You need to call your vet immediately or go to the clinic, if you experience the following symptoms:

  • Suture bleeding;
  • The cat is breathing heavily or there are wheezing or gurgling in the chest;
  • Temperature increased or decreased;
  • The heartbeat is disturbed;
  • The mucous is pale or reddened;
  • Rash is noticed, the eyelids, lips and / or tongue are swollen.


 Caring for a cat after spaying during narcotic sleep implies watching its condition. The cat may wake up in an hour or to have six hours of sleep, it depends on the individual reactions to anesthesia and medication, used by the anesthesiologist. At this time it is necessary to measure the temperature every hour, and gently turn the cat from side to side every 30 minutes (to prevent numb foot) and to check the reaction. You can touch the nose or tickle the ear, or gently pull the foot and touch the claw. Remember, if the cat reacts to touch – everything is fine, it will wake up soon.

 It takes a few hours for the cat to fully wake up from the narcotic sleep. Within this period the motor coordination is impaired and the reflexes are inhibited: the cat is reeling, barely keeps its head up, looks lost. To help the pet you need to bring it back to the mattress and make sure that it doesn’t try to climb somewhere. You should put an empty litter in the room, but make sure there are no bowls with food or water. Anyway the cat won’t eat anything because of the stress and drinking is allowed after its state becomes normal. To save the cat from being thirsty, you need to give it some water once in a while: a third of a tablespoon right in the mouth, without throwing back its head. You can feed the cat in 8 hours after its recovery from anesthesia: but keep in mind, the cat shouldn’t be forced to eat! Give it a small portion of mashed potatoes, some canned or soaked dry food. 

It is extremely important not to provoke constipation! If a recently operated cat will strain during defecation, the suture line can disrupt. Therefore during the first three days after the surgery feed the cat with light food and in small portions only.

 After spaying the suture should be treated with the medication prescribed by the veterinarian. The blanket should be changed daily. Typically after seven days there is no need to use the blanket anymore. Until the suture heals completely healing the cat’s litter must be empty (unfilled). If some sores, scabs, rashes or redness appear in the suture area you should consult your veterinarian. If the vet says that the sutures are to be removed, you need to visit the clinic on the appointed day. By this time, the sutures start to deliver inconvenience to your pet, and it may try to tear the thread with its teeth and claws, which can lead to unpleasant consequences.

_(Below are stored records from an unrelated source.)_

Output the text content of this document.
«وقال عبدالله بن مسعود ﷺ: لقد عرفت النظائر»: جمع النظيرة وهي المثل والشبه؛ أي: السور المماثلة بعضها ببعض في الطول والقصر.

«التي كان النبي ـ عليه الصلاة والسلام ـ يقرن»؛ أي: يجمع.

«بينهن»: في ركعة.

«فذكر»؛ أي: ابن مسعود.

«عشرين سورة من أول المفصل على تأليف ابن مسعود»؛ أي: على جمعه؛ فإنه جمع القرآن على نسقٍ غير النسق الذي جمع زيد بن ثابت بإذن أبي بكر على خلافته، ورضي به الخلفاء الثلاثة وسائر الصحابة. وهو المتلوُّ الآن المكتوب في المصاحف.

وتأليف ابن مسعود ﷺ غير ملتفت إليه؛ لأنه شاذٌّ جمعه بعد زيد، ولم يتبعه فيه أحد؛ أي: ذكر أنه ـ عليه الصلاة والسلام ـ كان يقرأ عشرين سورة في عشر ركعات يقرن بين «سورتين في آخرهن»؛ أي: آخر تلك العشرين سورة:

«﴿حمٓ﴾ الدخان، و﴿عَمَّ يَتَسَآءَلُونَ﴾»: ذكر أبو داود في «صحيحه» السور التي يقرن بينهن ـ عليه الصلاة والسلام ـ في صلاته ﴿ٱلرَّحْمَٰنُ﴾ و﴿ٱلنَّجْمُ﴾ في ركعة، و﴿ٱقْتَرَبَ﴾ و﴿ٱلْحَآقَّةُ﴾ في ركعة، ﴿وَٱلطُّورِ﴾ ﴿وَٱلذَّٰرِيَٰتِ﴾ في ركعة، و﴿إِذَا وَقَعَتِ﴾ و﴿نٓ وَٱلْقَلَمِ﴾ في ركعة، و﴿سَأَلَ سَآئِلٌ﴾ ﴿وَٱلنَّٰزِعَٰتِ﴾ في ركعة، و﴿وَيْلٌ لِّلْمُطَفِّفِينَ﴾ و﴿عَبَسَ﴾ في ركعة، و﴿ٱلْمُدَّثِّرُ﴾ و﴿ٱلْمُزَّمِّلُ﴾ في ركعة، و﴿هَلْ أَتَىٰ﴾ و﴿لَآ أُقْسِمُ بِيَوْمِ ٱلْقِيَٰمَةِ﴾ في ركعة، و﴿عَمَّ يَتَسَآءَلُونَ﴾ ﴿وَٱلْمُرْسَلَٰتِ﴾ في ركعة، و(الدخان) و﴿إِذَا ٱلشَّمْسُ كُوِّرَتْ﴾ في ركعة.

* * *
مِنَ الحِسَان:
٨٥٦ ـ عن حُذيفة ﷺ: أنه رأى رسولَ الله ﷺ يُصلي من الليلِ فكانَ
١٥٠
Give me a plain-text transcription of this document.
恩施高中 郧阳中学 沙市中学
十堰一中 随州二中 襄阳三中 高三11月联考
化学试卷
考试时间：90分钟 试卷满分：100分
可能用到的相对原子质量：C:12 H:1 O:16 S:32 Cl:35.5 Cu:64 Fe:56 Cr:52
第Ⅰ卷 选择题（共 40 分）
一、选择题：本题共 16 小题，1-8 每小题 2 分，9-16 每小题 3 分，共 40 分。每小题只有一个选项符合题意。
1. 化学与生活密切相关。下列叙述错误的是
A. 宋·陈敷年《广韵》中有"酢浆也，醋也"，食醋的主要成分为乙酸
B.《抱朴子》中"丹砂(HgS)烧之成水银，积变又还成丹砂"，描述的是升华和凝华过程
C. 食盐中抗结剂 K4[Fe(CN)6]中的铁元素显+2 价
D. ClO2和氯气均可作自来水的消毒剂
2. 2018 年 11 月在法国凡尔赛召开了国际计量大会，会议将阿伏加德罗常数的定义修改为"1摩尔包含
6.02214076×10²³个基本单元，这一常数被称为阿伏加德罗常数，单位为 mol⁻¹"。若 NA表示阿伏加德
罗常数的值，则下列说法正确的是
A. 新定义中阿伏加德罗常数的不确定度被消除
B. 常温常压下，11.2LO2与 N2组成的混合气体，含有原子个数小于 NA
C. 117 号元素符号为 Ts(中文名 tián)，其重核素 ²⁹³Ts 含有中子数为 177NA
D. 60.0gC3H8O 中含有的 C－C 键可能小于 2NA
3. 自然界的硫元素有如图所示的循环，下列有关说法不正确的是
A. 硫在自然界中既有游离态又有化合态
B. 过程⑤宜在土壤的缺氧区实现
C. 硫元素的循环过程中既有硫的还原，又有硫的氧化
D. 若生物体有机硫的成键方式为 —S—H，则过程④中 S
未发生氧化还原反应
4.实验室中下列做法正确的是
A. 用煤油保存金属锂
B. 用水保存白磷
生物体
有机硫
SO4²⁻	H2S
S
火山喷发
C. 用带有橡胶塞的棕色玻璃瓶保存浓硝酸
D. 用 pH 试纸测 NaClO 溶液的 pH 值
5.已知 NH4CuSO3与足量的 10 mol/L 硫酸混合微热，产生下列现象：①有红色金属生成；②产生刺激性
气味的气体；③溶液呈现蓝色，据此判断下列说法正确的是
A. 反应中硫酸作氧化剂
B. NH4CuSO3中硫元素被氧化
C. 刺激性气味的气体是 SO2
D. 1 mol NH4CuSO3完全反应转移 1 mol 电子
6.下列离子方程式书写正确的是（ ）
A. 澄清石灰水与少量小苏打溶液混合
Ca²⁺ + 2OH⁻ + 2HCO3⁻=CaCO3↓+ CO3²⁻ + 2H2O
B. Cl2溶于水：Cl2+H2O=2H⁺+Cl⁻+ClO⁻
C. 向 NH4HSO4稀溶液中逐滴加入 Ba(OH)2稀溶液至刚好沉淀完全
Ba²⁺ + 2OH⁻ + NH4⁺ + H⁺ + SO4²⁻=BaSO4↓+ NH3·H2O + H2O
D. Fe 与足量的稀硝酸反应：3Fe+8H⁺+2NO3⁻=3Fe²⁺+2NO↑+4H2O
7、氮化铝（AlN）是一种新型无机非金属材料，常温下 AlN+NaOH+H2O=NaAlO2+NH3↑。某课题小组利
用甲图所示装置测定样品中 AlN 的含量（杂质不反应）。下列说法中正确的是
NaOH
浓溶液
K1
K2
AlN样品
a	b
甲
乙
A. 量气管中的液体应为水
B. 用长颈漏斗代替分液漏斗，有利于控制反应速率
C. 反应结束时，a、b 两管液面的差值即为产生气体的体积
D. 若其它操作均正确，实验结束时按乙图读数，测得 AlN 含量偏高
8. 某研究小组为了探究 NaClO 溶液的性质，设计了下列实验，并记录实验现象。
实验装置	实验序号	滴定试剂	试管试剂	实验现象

 In rare cases, even after spaying female cats can be still attracted by opposite sex representatives. During the first two months after the procedure such behavior is absolutely normal. Hormone production changes gradually, not immediately. If it has been a long time after the operation and the cat still keeps on feeling attracted by the opposite sex, you need to consult a vet. Perhaps the pet is suffering from hormonal dysfunction, which is not a consequence of spaying, but usually occurs because of congenital predisposition or diseases of the endocrine system.

 In order to prevent your pet from becoming overweight, you should consult a vet and ask them to select a diet that meets the needs of this particular cat. It doesn’t matter, what to feed your cat with after spaying – with natural products or with special dry feed, it’s up to you. The main thing is that the food should be of high quality, and the menu should be balanced. After the spaying the portion is to be reduced by 10-20%.